A 29-year-old inmate being held in segregation at the Maryland Correctional Institution for Women in Jessup was found dead over the weekend after apparently committing suicide, officials confirmed.

Emily Butler, who was serving a 14-year sentence out of Somerset County, was found unresponsive in her cell about 11 a.m. Sunday, said Gerard Shields, a spokesman for the prison system.

An officer making rounds noticed the window of her cell was covered, which is not permitted. He called for Butler and heard no answer, and when officers entered, they found her unresponsive, Shields said. Butler was pronounced dead at the scene.

An autopsy has been completed, but Shields said the agency would not be disclosing its findings because an investigation was continuing.

The prison system is required to report annual figures on segregation of inmates.
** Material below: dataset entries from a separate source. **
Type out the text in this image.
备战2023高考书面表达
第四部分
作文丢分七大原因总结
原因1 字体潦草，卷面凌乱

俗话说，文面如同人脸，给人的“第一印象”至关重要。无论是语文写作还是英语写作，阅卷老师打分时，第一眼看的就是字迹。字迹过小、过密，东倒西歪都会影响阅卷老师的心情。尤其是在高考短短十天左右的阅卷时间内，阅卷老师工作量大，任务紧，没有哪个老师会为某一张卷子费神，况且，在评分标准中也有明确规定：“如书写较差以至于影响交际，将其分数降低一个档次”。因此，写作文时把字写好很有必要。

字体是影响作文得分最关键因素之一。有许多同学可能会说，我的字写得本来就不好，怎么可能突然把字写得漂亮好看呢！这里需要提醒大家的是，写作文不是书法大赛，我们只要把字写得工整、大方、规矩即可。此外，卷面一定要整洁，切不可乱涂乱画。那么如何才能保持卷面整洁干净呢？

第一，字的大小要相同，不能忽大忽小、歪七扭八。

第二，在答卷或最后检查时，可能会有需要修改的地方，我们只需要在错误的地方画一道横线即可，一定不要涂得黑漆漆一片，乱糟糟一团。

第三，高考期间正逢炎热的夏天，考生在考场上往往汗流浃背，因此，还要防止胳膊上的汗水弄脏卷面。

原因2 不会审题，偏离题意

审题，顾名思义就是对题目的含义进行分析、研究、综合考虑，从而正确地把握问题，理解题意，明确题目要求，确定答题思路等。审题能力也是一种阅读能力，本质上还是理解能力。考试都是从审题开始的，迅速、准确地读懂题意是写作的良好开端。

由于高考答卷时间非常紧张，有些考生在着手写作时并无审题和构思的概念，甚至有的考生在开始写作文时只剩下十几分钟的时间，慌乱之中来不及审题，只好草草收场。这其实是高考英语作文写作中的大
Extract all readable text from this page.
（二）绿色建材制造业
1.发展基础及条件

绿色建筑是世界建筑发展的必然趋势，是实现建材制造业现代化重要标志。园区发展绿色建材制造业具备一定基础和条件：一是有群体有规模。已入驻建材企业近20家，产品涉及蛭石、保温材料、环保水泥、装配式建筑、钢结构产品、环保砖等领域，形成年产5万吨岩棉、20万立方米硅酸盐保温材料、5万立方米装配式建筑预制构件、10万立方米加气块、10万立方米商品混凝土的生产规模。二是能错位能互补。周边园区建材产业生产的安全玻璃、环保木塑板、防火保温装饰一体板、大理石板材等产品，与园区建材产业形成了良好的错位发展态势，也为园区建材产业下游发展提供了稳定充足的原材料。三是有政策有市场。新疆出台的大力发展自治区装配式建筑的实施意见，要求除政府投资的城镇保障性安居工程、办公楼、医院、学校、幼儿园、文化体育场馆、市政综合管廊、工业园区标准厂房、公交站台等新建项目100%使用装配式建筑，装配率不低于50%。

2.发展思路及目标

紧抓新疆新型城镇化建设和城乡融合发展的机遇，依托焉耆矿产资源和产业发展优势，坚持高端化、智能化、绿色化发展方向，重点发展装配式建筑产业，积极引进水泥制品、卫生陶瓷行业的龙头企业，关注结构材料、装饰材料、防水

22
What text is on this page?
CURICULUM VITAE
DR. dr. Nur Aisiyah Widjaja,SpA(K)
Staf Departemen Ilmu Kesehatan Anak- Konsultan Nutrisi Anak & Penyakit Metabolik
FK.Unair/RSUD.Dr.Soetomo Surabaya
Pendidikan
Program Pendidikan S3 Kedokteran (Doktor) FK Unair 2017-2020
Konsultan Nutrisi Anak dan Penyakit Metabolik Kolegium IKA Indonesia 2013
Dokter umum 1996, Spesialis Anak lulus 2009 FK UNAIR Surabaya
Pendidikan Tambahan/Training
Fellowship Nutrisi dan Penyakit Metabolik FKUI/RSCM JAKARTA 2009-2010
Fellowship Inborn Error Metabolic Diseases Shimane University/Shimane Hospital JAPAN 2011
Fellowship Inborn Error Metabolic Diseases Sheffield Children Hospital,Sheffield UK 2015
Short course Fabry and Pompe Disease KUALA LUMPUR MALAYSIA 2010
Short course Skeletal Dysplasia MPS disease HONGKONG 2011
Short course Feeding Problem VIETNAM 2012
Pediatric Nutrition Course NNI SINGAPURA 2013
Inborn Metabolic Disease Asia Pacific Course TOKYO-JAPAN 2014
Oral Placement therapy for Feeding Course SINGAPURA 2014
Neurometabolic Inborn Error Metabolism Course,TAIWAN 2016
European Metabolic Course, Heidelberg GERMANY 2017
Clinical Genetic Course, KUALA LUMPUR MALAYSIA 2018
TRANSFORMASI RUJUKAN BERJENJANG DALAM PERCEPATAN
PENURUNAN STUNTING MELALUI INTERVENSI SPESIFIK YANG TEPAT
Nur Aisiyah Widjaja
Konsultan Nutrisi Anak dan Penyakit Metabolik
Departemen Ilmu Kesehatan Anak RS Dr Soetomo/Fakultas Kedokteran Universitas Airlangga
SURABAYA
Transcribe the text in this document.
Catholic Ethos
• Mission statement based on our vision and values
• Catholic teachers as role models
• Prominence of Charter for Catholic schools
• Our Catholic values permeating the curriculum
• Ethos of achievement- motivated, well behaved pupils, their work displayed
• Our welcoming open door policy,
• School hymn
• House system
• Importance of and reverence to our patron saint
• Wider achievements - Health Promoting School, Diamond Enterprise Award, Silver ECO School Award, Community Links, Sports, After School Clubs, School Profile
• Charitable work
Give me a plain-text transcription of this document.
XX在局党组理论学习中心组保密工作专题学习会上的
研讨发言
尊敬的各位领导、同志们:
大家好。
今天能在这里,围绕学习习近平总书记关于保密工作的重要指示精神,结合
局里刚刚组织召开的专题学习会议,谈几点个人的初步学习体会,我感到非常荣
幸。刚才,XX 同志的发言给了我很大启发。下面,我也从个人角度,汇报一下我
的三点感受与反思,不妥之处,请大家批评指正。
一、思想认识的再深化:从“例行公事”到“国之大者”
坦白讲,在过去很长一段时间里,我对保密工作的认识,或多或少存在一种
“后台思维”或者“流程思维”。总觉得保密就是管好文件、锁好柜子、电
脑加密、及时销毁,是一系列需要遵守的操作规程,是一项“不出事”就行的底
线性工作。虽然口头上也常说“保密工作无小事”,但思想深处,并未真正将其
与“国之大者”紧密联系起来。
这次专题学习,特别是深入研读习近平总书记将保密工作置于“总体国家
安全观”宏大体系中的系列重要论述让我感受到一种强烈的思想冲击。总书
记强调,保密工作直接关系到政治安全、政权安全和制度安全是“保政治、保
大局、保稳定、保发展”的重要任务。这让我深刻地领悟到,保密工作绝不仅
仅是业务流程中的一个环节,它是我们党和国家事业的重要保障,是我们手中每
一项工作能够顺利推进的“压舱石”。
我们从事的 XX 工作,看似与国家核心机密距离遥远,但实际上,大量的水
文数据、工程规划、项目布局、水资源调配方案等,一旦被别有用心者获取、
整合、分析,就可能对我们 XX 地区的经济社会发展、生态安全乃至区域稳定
Data for fiscal year 2016 show there were four suicides across the prison system, two of which involved inmates on restrictive housing and two who were on disciplinary segregation.

Julie Magers, coalition leader with the Maryland Prisoners’ Rights Coalition, said Maryland uses solitary confinement at about twice the national average. She said mentally ill inmates “fare worse.” The suicides are “clear indications and evidence that systemic reform is drastically needed for both mental health care and the use of solitary confinement within our correctional facilities,” she said.

“It is widely proven that the current practices of solitary confinement are extremely harmful and oftentimes counterproductive, especially for those with mental health issues, and it has also been shown that mental health care within the system is lacking and drastically in need of improvement,” she said. “If this particular incident proves that it was a result of these practices, then it is just one more example of the dire need for reform.”

Shields said Butler was serving time for a theft scheme case. Court records show her sentence in that case was suspended, and she was serving time for a second-degree arson case in which she had been on probation.